Did you know there’s this app, called Curbed, where the cab will be 30% less than it will be on Uber or Lyft, like, all of the time, and all you have to do is go to the App store, search for Curbed, scroll by the ad for Uber and/or Lyft, download Curbed, and input your credit card information.
One way to explain writer’s block is that you are wrapped tight, and not in that Coleman Hawkins sense. You are wrapped tight in shrink wrap, you are a fetish category horror story, your soul, your eyes, your dreams, your broth, everything’s covered, and then that ends, maybe, and if you didn’t accidentally drink yourself to death on purpose your miso breaks in the bowl like water damage on the yellow walls of a stoneground noodle.
It’s been so amazing to see you, please send me a text that you got home OK, okay? It’ll have a drunk typo I will superscript with a haha.
They tell themselves they are going to walk all the way home, or at least by her old apartment, in their dark chocolate brogues, but it’s too cold, even for them, to even make it to Chicago Avenue, so they hum Ryan’s line, I’ve been thinking some of suicide but there’s bars out here for miles, and head back into the Kerryman, where they don’t answer a woman in a white leather mini and black fishnets — even though the contrast is striking, even though they emote to themselves in *extreme Yasi Salek voice*, she’s not wrong — and hail themselves a Curbed.

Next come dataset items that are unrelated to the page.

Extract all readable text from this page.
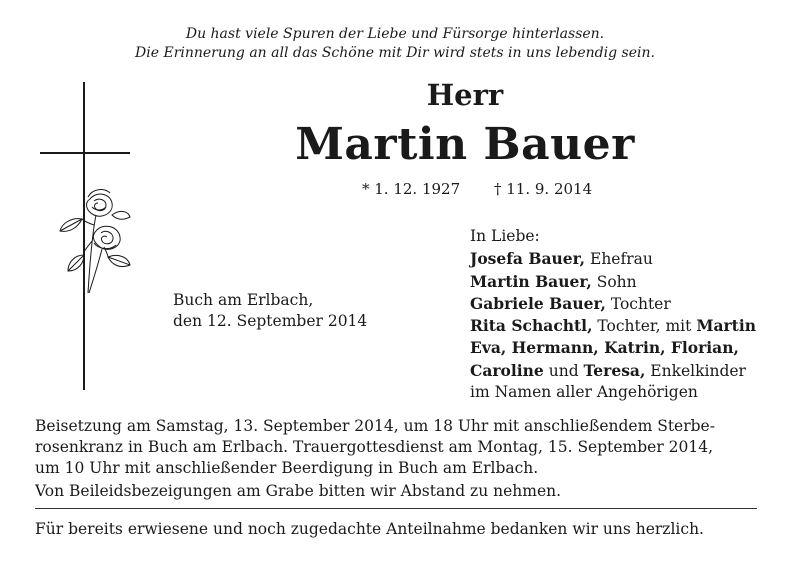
Du hast viele Spuren der Liebe und Fürsorge hinterlassen.
Die Erinnerung an all das Schöne mit Dir wird stets in uns lebendig sein.
Herr
Martin Bauer
* 1. 12. 1927 † 11. 9. 2014
Buch am Erlbach,
den 12. September 2014
In Liebe:
Josefa Bauer, Ehefrau
Martin Bauer, Sohn
Gabriele Bauer, Tochter
Rita Schachtl, Tochter, mit Martin
Eva, Hermann, Katrin, Florian,
Caroline und Teresa, Enkelkinder
im Namen aller Angehörigen
Beisetzung am Samstag, 13. September 2014, um 18 Uhr mit anschließendem Sterbe-
rosenkranz in Buch am Erlbach. Trauergottesdienst am Montag, 15. September 2014,
um 10 Uhr mit anschließender Beerdigung in Buch am Erlbach.
Von Beileidsbezeigungen am Grabe bitten wir Abstand zu nehmen.
Für bereits erwiesene und noch zugedachte Anteilnahme bedanken wir uns herzlich.
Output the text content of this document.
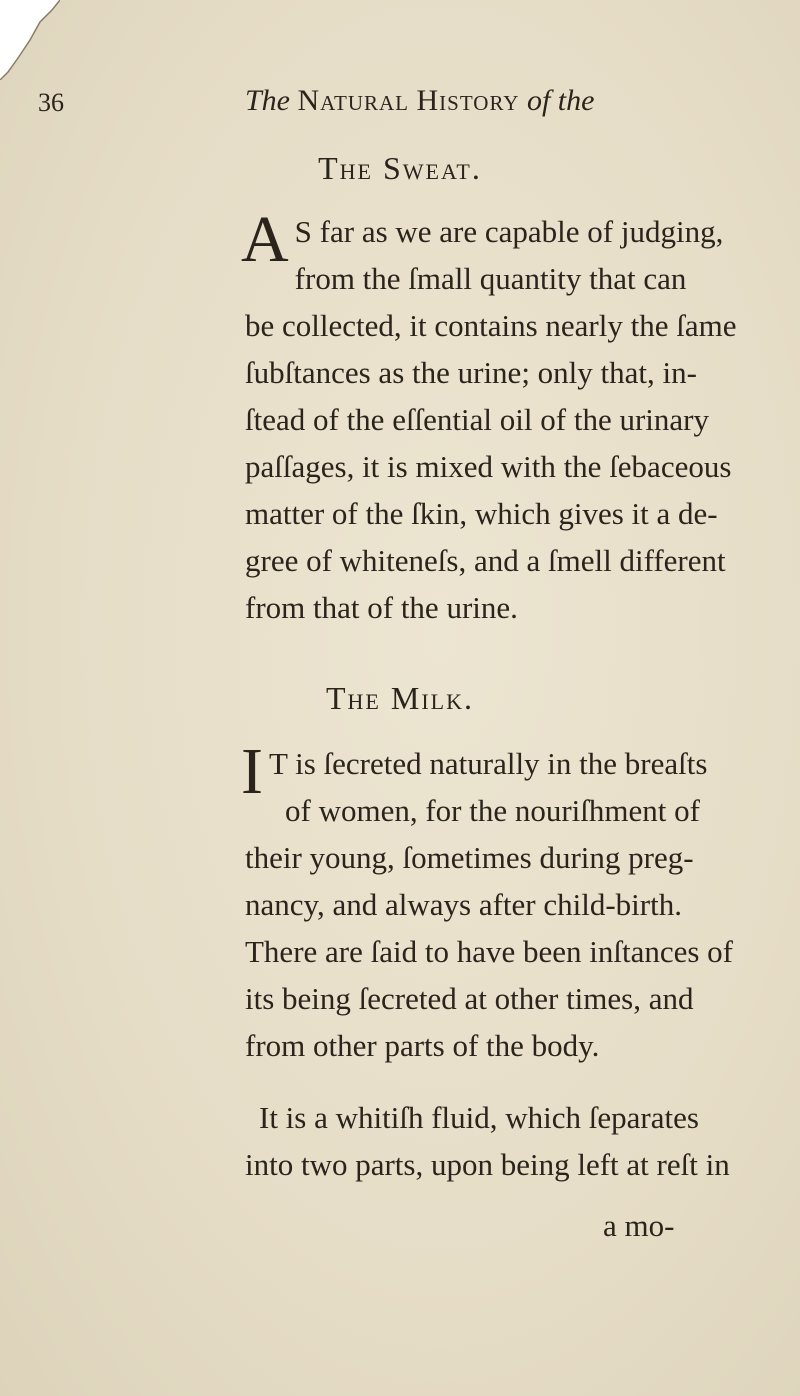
36	The Natural History of the
The Sweat.
A S far as we are capable of judging,
from the ſmall quantity that can
be collected, it contains nearly the ſame
ſubſtances as the urine; only that, in-
ſtead of the eſſential oil of the urinary
paſſages, it is mixed with the ſebaceous
matter of the ſkin, which gives it a de-
gree of whiteneſs, and a ſmell different
from that of the urine.
The Milk.
I T is ſecreted naturally in the breaſts
of women, for the nouriſhment of
their young, ſometimes during preg-
nancy, and always after child-birth.
There are ſaid to have been inſtances of
its being ſecreted at other times, and
from other parts of the body.
It is a whitiſh fluid, which ſeparates
into two parts, upon being left at reſt in
a mo-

Failing to get their seat belt on, not even coming close, really, they remember, suddenly, a woman-under-27 who rushed the stage when Big Thief started ‘Paul’ after Pitchfork that summer, and how she placed her hands on her heart when Adrianne sang, I’ll be a real tough cookie with the whiskey breath — they hope she had a good pandemic.
On the ride uptown they watch the curtained lake and think nothing, making out with the breath in their mask.
They don’t even look at the tentburbs on the cityside of the Drive and say nothing.
They don’t even think about Ani’s line about seeing Orion and saying nothing.
They walk around the block, swell at the Promote Black Joy sign, feeling as though they haven’t done it, and stop smoking the organic cigarette.
When they are through eating the supremacy-based dumplings and soy succotash, they read the Orgy w/ da Beotches chapter of Fuccboi and, because it looks like Star Trek is on Paramount Plus now, watch the Season 2 finale of Girls, remembering when they had a torso like Charlie, and they root Adam Sackler on to drink again, and Adam Sackler does, and they think about how Jenni & Lena and the rest of the writers in the writer’s room casually drew a connection, in this episode, between falling off the wagon and date-raping a woman who has a great time at brunch.
And yet, wanting to masturbate in the dark to Marnie and/or/with the blonde in the silver-linked Gucci belt, they instead learn the sentence is an anal surprise, aided by the imitation that picks you up like a habit, aided by their tiny, tiny readership, aided by Foster Grant.